Hard though she had tried, she couldn't make him eat. He had been living in her house – well, sleeping in her house – for a year now. He would always watch her eat and sit at her table with him, but never ate. She supposed that he ate while he was out, but that was only a guess. She had never seen him eat anything. Ever.

Today was the anniversary of his "death." She went out with him this time. They went to his grave. He comes here every day... she thought to herself. She didn't know if she was speaking of John, who was kneeling before the grave, or of Sherlock, who had taken to hiding in a spot of trees some distance away. She came up behind John and laid a hand on his back. He looked up at her, a bit of hope seeming to gleam in his eyes for a moment, then it was gone again. There were tears in his eyes. She hadn't realize that he was still this bad. She hadn't realized that one death could have so much hold on a military man. A military doctor for that matter.

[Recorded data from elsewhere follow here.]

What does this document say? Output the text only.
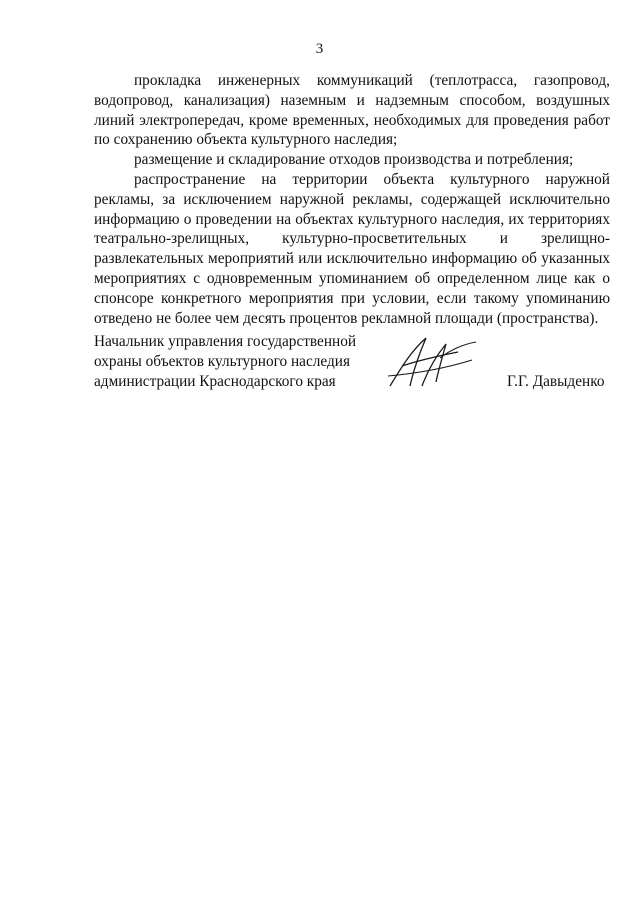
3

прокладка инженерных коммуникаций (теплотрасса, газопровод, водопровод, канализация) наземным и надземным способом, воздушных линий электропередач, кроме временных, необходимых для проведения работ по сохранению объекта культурного наследия;

размещение и складирование отходов производства и потребления;

распространение на территории объекта культурного наружной рекламы, за исключением наружной рекламы, содержащей исключительно информацию о проведении на объектах культурного наследия, их территориях театрально-зрелищных, культурно-просветительных и зрелищно-развлекательных мероприятий или исключительно информацию об указанных мероприятиях с одновременным упоминанием об определенном лице как о спонсоре конкретного мероприятия при условии, если такому упоминанию отведено не более чем десять процентов рекламной площади (пространства).

Начальник управления государственной
охраны объектов культурного наследия
администрации Краснодарского края	Г.Г. Давыденко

It broke her heart, watching John. He was in hysterics. It had been a year since he'd seen Sherlock. The last time he'd seen him his friend's face was bloody and broken. She hated watching him cry, but she couldn't leave until Sherlock did. She glanced over at the taller, raven-haired man. She was nearly taken aback. He looked genuinely upset. She could see the pain written on his face, something that she would never expect from him. She listened to the stories that John was telling the empty grave. That plain black slab of marble. It had no meaning, really. It was just a rock with a name on it unless there was actually someone under it. Surely John understood that.

A few hours later, they went back to her house. Molly pretended that she hadn't seen Sherlock upset, and Sherlock pretended that it never happened. He was closed off. Reserved. Weary. Sad. It hurt Molly to see him so hurt. She lived with it, though. Day after day. A year later, a wedding invitation laid unopened on her kitchen counter. Sherlock was finally going to reveal himself.